Punto de vista de Catherine
Blake y yo fuimos al médico. El médico necesitaba tomarme la temperatura antes de hacer un diagnóstico.
Me apoyé en la cama y observé a la enfermera tomar el termómetro, agitarlo y ponerlo en mi boca.
Blake se quedó a un lado y observó.
La enfermera era experimentada. Pero cuando sentí el termómetro, el frío me hizo temblar un poco.
Al ver eso, Blake frunció el ceño.
Su rostro se puso sombrío, lo que asustó a la enfermera.
Después de unos minutos, el médico le dijo a Blake y a mí que tenía un resfriado. Nos pidió que nos quedáramos aquí mientras recetaba algo para mí. Luego se fue junto con la enfermera.
Me volví para mirar a Blake. -Estoy bien aquí. Ve a trabajar. Tomaré un taxi de regreso más tarde.
-Me saltaré la mañana. ¡Me quedaré contigo!- Blake tomó una silla y se sentó.
Me sorprendió. Tenía mucho en su plato, pero estaba dispuesto a pasar toda la mañana conmigo. Me conmovió mucho.
-¿Tu trabajo se verá afectado?- No insistí en dejarlo ir. Llámame egoísta, pero solo quería que se quedara y me acompañara.
-¡No!- Blake respondió suavemente.
Nos miramos y sonreímos.
La atmósfera se volvió repentinamente íntima.
-Los niños están preocupados por ti. ¡Sin duda, eres una gran mamá!- Blake encontró de repente algo de qué hablar.
Me sonrojé de inmediato. -No lo soy.
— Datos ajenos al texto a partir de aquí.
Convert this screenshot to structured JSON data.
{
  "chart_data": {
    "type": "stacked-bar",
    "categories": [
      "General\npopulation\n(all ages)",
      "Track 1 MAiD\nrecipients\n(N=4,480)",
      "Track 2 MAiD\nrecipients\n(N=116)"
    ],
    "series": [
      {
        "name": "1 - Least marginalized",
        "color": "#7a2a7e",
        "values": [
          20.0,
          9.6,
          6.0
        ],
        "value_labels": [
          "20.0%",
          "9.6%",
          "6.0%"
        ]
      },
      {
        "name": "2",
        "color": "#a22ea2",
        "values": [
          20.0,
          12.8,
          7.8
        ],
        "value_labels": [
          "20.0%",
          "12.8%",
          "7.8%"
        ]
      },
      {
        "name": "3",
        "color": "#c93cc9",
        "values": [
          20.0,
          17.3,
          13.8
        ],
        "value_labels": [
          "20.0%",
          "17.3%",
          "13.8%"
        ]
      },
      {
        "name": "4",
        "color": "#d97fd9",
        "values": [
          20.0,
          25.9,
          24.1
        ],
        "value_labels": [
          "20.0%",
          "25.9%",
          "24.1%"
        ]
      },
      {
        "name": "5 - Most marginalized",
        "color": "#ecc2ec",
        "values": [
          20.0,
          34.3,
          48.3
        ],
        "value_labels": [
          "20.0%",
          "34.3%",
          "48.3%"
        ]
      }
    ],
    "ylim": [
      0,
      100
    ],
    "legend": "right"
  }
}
Fueron muy desobedientes cuando eran pequeños, y solía criticarlos mucho. Tal vez me tienen miedo.
-A partir de ahora, deja que yo me encargue de la crianza y tú solo necesitas ser su gran mamá-, respondió Blake con humor.
-¿Estás dispuesto a hacer eso?- Lo dudaba mucho.
Blake pensó y respondió: -Hedwig siempre ablanda mi corazón, ¡pero puedo ser duro con Noah!
Era raro que los dos tuviéramos tiempo para charlar así. El tiempo pasó bajo nuestras miradas sonrientes.
Luego el médico regresó a la habitación y me dio algo de medicina.
Tomé la medicina y, por primera vez, no la encontré amarga.
Quizás era por el hombre que estaba sentado a mi lado.
Después de unos minutos más, me levanté de la cama.
A un lado, Blake preguntó con preocupación: -¿Te sientes mejor?
Asentí y dije: -Sí. ¡Vamos a casa!
Blake tomó mi mano, tomó el ascensor, bajó al vestíbulo y se fue en el auto bajo la mirada de todos.
En el auto, recibió una llamada de Hedwig, quien sonaba muy emocionada al otro lado de la línea.
-¡Papá! ¡Papá! ¿Me puedes escuchar?
Blake no pudo evitar reír. -Hedwig, ¿este es tu nuevo teléfono?
-¡Sí! Emerson me lo compró. Es rosa. ¡Me gusta mucho!- Hedwig dijo emocionada.
-Quería comprarte uno también. Pero no lo hice porque temía que afectara tus estudios. Bueno, ¡mientras te guste!- La felicidad de Hedwig también hizo feliz a Blake.